The two boys — known to history as the Princes in the Tower — have been reported as ghosts within the Tower complex since at least the 16th century. They are described consistently: two small figures in white nightgowns, holding hands, standing in the corridors of the Bloody Tower at night. They appear and disappear without sound. No one who has reported seeing them has reported feeling threatened. Several accounts describe instead an overwhelming sadness — not fear, but grief — upon encountering them.
One Yeoman Warder's wife, interviewed for a BBC documentary in 2009, said she had seen the two figures standing in the hallway outside her bedroom at 4am. She had initially assumed they were children of another family who lived inside the Tower. When she asked them what they were doing, they turned and walked into a wall. She said: "They looked lost. That's the only word for it. They looked like children who didn't know where they were supposed to go."
Lady Jane Grey
Lady Jane Grey was seventeen years old when she was executed on Tower Green in February 1554. She had been queen for nine days the previous year, placed on the throne by Protestant nobles after the death of Edward VI, before the rightful heir Mary I retook the crown. Jane had not sought the throne.
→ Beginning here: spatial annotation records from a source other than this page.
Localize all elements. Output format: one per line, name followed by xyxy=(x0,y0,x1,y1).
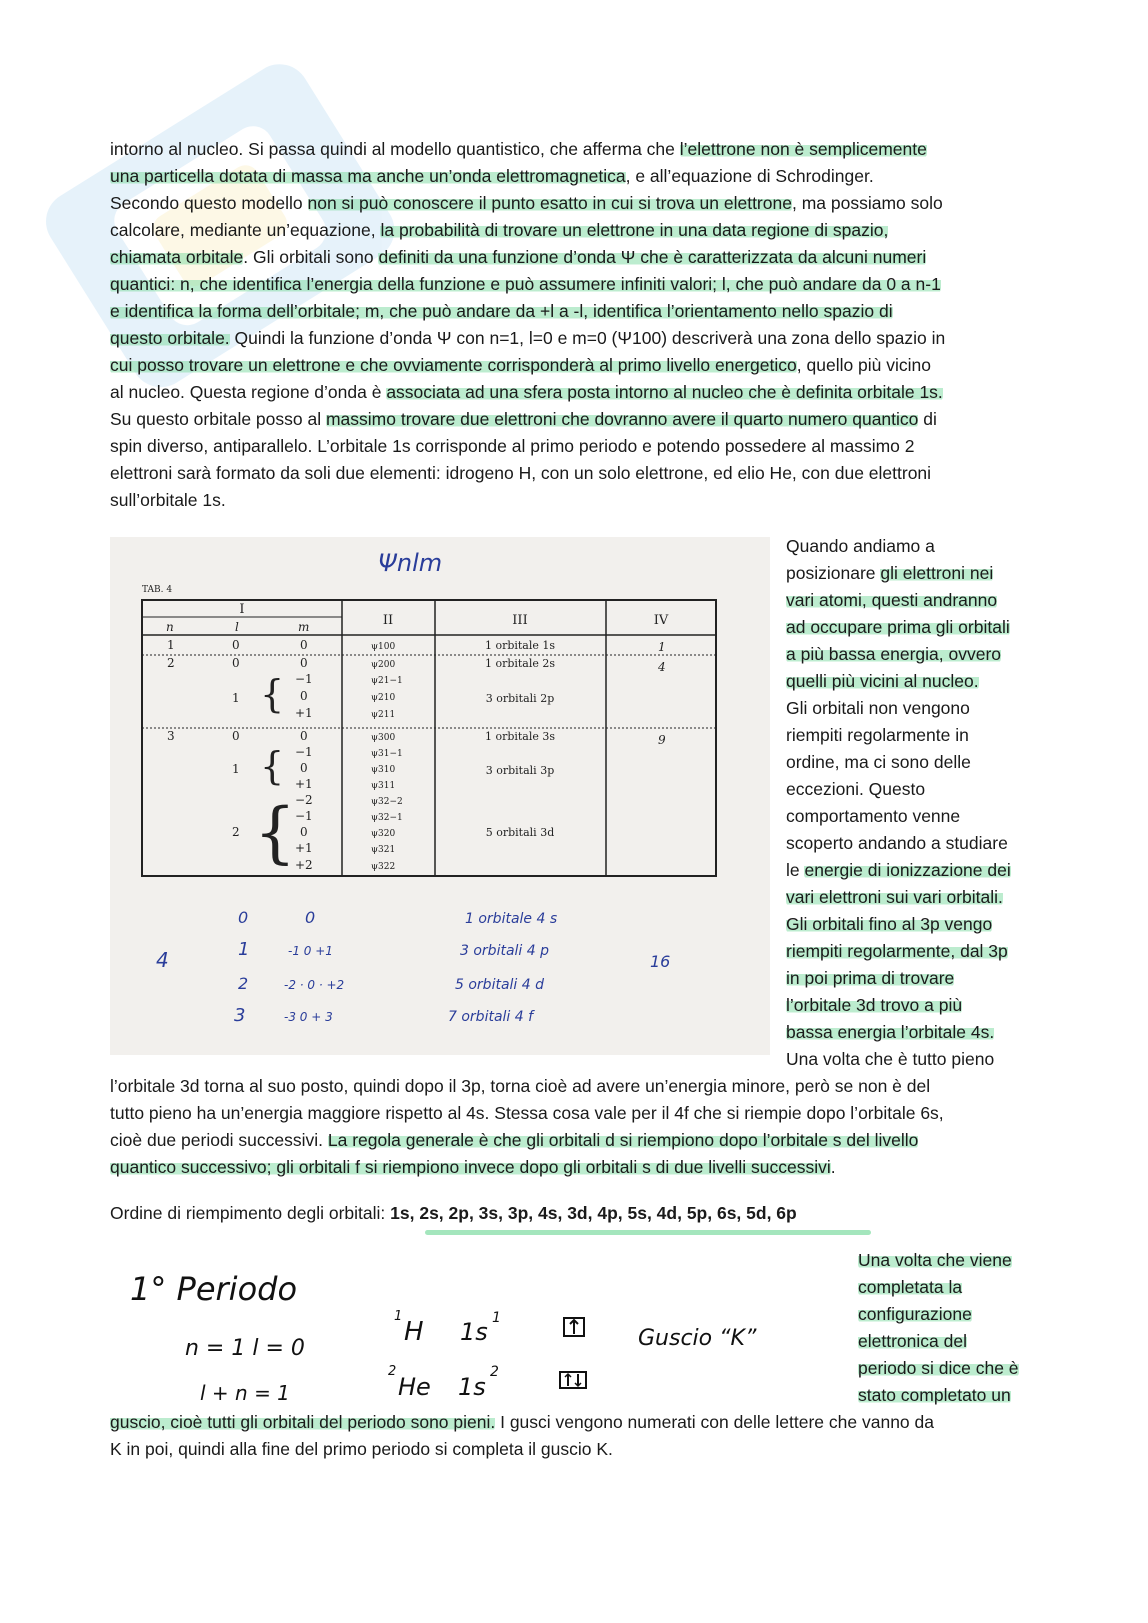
orbital-order-value: 1s, 2s, 2p, 3s, 3p, 4s, 3d, 4p, 5s, 4d, 5p, 6s, 5d, 6p xyxy=(390,1203,797,1223)
text-line: cioè due periodi successivi. La regola generale è che gli orbitali d si riempiono dopo l’orbitale s del livello xyxy=(110,1130,919,1150)
text-line: sull’orbitale 1s. xyxy=(110,490,226,510)
hand-h-config: 1s xyxy=(460,1318,488,1346)
row3-m2c: 0 xyxy=(300,825,308,839)
col-header-i: I xyxy=(239,602,245,617)
hand-orbital-4d: 5 orbitali 4 d xyxy=(455,977,544,993)
orbital-order-label: Ordine di riempimento degli orbitali: xyxy=(110,1203,391,1223)
row3-m1a: −1 xyxy=(295,745,313,759)
text-line: eccezioni. Questo xyxy=(786,779,926,799)
row3-m1b: 0 xyxy=(300,761,308,775)
text-line: completata la xyxy=(858,1277,963,1297)
text-line: le energie di ionizzazione dei xyxy=(786,860,1011,880)
text-line: tutto pieno ha un’energia maggiore rispetto al 4s. Stessa cosa vale per il 4f che si riempie dopo l’orbitale 6s, xyxy=(110,1103,944,1123)
hand-eq1: n = 1 l = 0 xyxy=(185,1336,305,1361)
brace: { xyxy=(260,744,285,788)
row3-l0: 0 xyxy=(232,729,240,743)
hand-iv-16: 16 xyxy=(650,952,671,971)
row2-psi200: ψ200 xyxy=(371,660,396,670)
row2-psi210: ψ210 xyxy=(371,693,396,703)
orbital-box-h xyxy=(564,1318,584,1336)
text-line: vari elettroni sui vari orbitali. xyxy=(786,887,1003,907)
hand-l1: 1 xyxy=(238,939,250,960)
psi-label: Ψnlm xyxy=(378,549,443,577)
row1-l: 0 xyxy=(232,638,240,652)
row3-psi322: ψ322 xyxy=(371,862,396,872)
hand-he-mass: 2 xyxy=(388,1364,397,1379)
text-line: guscio, cioè tutti gli orbitali del periodo sono pieni. I gusci vengono numerati con delle lettere che vanno da xyxy=(110,1412,934,1432)
text-line: intorno al nucleo. Si passa quindi al modello quantistico, che afferma che l’elettrone non è semplicemente xyxy=(110,139,927,159)
text-line: chiamata orbitale. Gli orbitali sono definiti da una funzione d’onda Ψ che è caratterizzata da alcuni numeri xyxy=(110,247,927,267)
hand-he-symbol: He xyxy=(398,1373,431,1401)
hand-orbital-4p: 3 orbitali 4 p xyxy=(460,943,549,959)
text-line: Una volta che è tutto pieno xyxy=(786,1049,995,1069)
text-line: scoperto andando a studiare xyxy=(786,833,1008,853)
text-line: l’orbitale 3d torna al suo posto, quindi dopo il 3p, torna cioè ad avere un’energia minore, però se non è del xyxy=(110,1076,931,1096)
row3-orbital-3s: 1 orbitale 3s xyxy=(484,730,556,743)
row3-psi320: ψ320 xyxy=(371,829,396,839)
row1-iv: 1 xyxy=(658,640,666,654)
hand-n4: 4 xyxy=(156,948,169,972)
col-header-ii: II xyxy=(382,613,394,628)
brace: { xyxy=(260,672,285,716)
hand-orbital-4s: 1 orbitale 4 s xyxy=(465,911,558,927)
row3-psi32m1: ψ32−1 xyxy=(371,813,403,823)
text-line: Quando andiamo a xyxy=(786,536,935,556)
row3-psi300: ψ300 xyxy=(371,733,396,743)
row3-psi32m2: ψ32−2 xyxy=(371,797,403,807)
text-line: a più bassa energia, ovvero xyxy=(786,644,1001,664)
text-line: comportamento venne xyxy=(786,806,961,826)
text-line: K in poi, quindi alla fine del primo periodo si completa il guscio K. xyxy=(110,1439,613,1459)
hand-he-config: 1s xyxy=(458,1373,486,1401)
hand-eq2: l + n = 1 xyxy=(200,1381,290,1405)
col-header-iii: III xyxy=(512,613,528,628)
hand-guscio: Guscio “K” xyxy=(638,1326,757,1351)
text-line: configurazione xyxy=(858,1304,972,1324)
text-line: ordine, ma ci sono delle xyxy=(786,752,971,772)
text-line: quelli più vicini al nucleo. xyxy=(786,671,979,691)
hand-h-symbol: H xyxy=(404,1317,424,1347)
row3-psi31m: ψ31−1 xyxy=(371,749,403,759)
text-line: Gli orbitali fino al 3p vengo xyxy=(786,914,993,934)
quantum-table-svg xyxy=(110,537,770,1055)
row3-m2e: +2 xyxy=(295,858,313,872)
order-underline xyxy=(425,1230,871,1235)
row2-orbital-2p: 3 orbitali 2p xyxy=(485,692,555,705)
hand-he-exp: 2 xyxy=(490,1364,499,1380)
text-line: in poi prima di trovare xyxy=(786,968,955,988)
row2-n: 2 xyxy=(167,656,175,670)
row2-psi211: ψ211 xyxy=(371,710,396,720)
text-line: periodo si dice che è xyxy=(858,1358,1019,1378)
quantum-numbers-figure xyxy=(110,537,770,1055)
text-line: Secondo questo modello non si può conoscere il punto esatto in cui si trova un elettrone, ma possiamo solo xyxy=(110,193,943,213)
row1-orbital: 1 orbitale 1s xyxy=(484,639,556,652)
row3-m1c: +1 xyxy=(295,777,313,791)
text-line: cui posso trovare un elettrone e che ovviamente corrisponderà al primo livello energetico, quello più vicino xyxy=(110,355,932,375)
row2-m0: 0 xyxy=(300,656,308,670)
orbital-box-he xyxy=(560,1372,586,1388)
text-line: elettroni sarà formato da soli due elementi: idrogeno H, con un solo elettrone, ed elio He, con due elettroni xyxy=(110,463,932,483)
row2-m-plus1: +1 xyxy=(295,706,313,720)
row2-l1: 1 xyxy=(232,691,240,705)
hand-m2: -2 · 0 · +2 xyxy=(284,978,345,992)
text-line: elettronica del xyxy=(858,1331,967,1351)
text-line: Una volta che viene xyxy=(858,1250,1012,1270)
row3-psi310: ψ310 xyxy=(371,765,396,775)
row2-orbital-2s: 1 orbitale 2s xyxy=(484,657,556,670)
text-line: quantico successivo; gli orbitali f si riempiono invece dopo gli orbitali s di due livelli successivi. xyxy=(110,1157,836,1177)
row3-n: 3 xyxy=(167,729,175,743)
hand-l2: 2 xyxy=(238,974,249,993)
hand-orbital-4f: 7 orbitali 4 f xyxy=(448,1009,534,1025)
table-corner-label: TAB. 4 xyxy=(142,585,173,595)
row3-l2: 2 xyxy=(232,825,240,839)
text-line: spin diverso, antiparallelo. L’orbitale 1s corrisponde al primo periodo e potendo possedere al massimo 2 xyxy=(110,436,915,456)
text-line: riempiti regolarmente, dal 3p xyxy=(786,941,1008,961)
row1-psi: ψ100 xyxy=(371,642,396,652)
hand-periodo: 1° Periodo xyxy=(130,1270,298,1308)
row2-l0: 0 xyxy=(232,656,240,670)
row3-l1: 1 xyxy=(232,762,240,776)
text-line: quantici: n, che identifica l’energia della funzione e può assumere infiniti valori; l, che può andare da 0 a n-1 xyxy=(110,274,941,294)
text-line: calcolare, mediante un’equazione, la probabilità di trovare un elettrone in una data regione di spazio, xyxy=(110,220,889,240)
row2-iv: 4 xyxy=(658,660,666,674)
row3-m2b: −1 xyxy=(295,809,313,823)
row3-orbital-3d: 5 orbitali 3d xyxy=(485,826,555,839)
row3-psi321: ψ321 xyxy=(371,845,396,855)
row3-m0: 0 xyxy=(300,729,308,743)
text-line: riempiti regolarmente in xyxy=(786,725,969,745)
text-line: e identifica la forma dell’orbitale; m, che può andare da +l a -l, identifica l’orientamento nello spazio di xyxy=(110,301,893,321)
col-header-iv: IV xyxy=(653,613,669,628)
hand-h-mass: 1 xyxy=(394,1309,403,1324)
row1-m: 0 xyxy=(300,638,308,652)
hand-h-exp: 1 xyxy=(492,1310,501,1326)
text-line: l’orbitale 3d trovo a più xyxy=(786,995,963,1015)
header-l: l xyxy=(235,620,239,634)
hand-m1: -1 0 +1 xyxy=(288,944,333,958)
row3-orbital-3p: 3 orbitali 3p xyxy=(485,764,555,777)
handwritten-period-notes xyxy=(120,1250,820,1420)
row3-m2a: −2 xyxy=(295,793,313,807)
hand-m0: 0 xyxy=(305,908,316,927)
orbital-order-line xyxy=(110,1200,797,1227)
row2-psi21m: ψ21−1 xyxy=(371,676,403,686)
header-m: m xyxy=(298,620,310,634)
text-line: questo orbitale. Quindi la funzione d’onda Ψ con n=1, l=0 e m=0 (Ψ100) descriverà una zona dello spazio in xyxy=(110,328,946,348)
text-line: Gli orbitali non vengono xyxy=(786,698,970,718)
header-n: n xyxy=(166,620,174,634)
row3-m2d: +1 xyxy=(295,841,313,855)
hand-m3: -3 0 + 3 xyxy=(284,1010,333,1024)
text-line: vari atomi, questi andranno xyxy=(786,590,998,610)
text-line: una particella dotata di massa ma anche un’onda elettromagnetica, e all’equazione di Schrodinger. xyxy=(110,166,874,186)
hand-l3: 3 xyxy=(234,1005,246,1026)
row1-n: 1 xyxy=(167,638,175,652)
brace: { xyxy=(254,794,296,871)
row2-m-minus1: −1 xyxy=(295,672,313,686)
text-line: ad occupare prima gli orbitali xyxy=(786,617,1010,637)
row3-iv: 9 xyxy=(658,733,666,747)
text-line: Su questo orbitale posso al massimo trovare due elettroni che dovranno avere il quarto numero quantico di xyxy=(110,409,937,429)
text-line: stato completato un xyxy=(858,1385,1011,1405)
row2-m-zero: 0 xyxy=(300,689,308,703)
text-line: posizionare gli elettroni nei xyxy=(786,563,994,583)
text-line: bassa energia l’orbitale 4s. xyxy=(786,1022,995,1042)
text-line: al nucleo. Questa regione d’onda è associata ad una sfera posta intorno al nucleo che è definita orbitale 1s. xyxy=(110,382,943,402)
row3-psi311: ψ311 xyxy=(371,781,396,791)
hand-l0: 0 xyxy=(238,908,249,927)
She had been placed on it. She was beheaded for it anyway.
Her ghost is reported specifically on February 12th — the anniversary of her execution — and almost exclusively by guards and Yeoman Warders rather than visitors. The accounts describe a white figure on the battlements of the Salt Tower, standing motionless, visible for a short period, and then gone. In 1957, two guardsmen independently reported seeing a white shape on the battlements on February 12th. Their accounts, given separately, described the same figure in the same location.
The Ravens
Six ravens are kept at the Tower of London at all times, maintained by a Ravenmaster whose sole official duty is their care. The reason is a prophecy, or a legend, or a superstition — the origin is unclear — that if the ravens of the Tower of London ever leave, the Crown and the Tower will fall. Charles II is said to have refused to dismiss them even when asked to do so by his astronomers, who found their presence inconvenient.
The ravens are clipped to prevent flight. They are named. They have personalities. They live, on average, ten to fifteen years. When one dies, a replacement is sourced. The position of Ravenmaster is one of the most senior within the Yeoman Warders.
Whether the ravens sense something about the Tower that humans cannot, nobody says officially. But the Ravenmasters, when interviewed informally, tend to describe their birds as unusually attentive to certain parts of the grounds — the Chapel, the Bloody Tower, the area around Tower Green — in ways that differ from their behavior elsewhere. They gather. They watch. They do not approach.
- The White Lady — reported at the window of St John's Chapel, waving to visitors below. First documented sighting 1897.
- Sir Walter Raleigh — imprisoned in the Tower three times over decades. His figure is reported walking the Broad Arrow Tower, smoking a pipe.
- Thomas Becket — Archbishop of Canterbury, murdered in 1170, long before the Tower's construction. Legend holds he appears during times of national crisis to strike the walls with his cross.
- A bear — from the Tower's days as a royal menagerie. A sentry in 1816 reportedly died of fright after encountering what he described as a large bear emerging from a doorway. His death is documented in Tower records.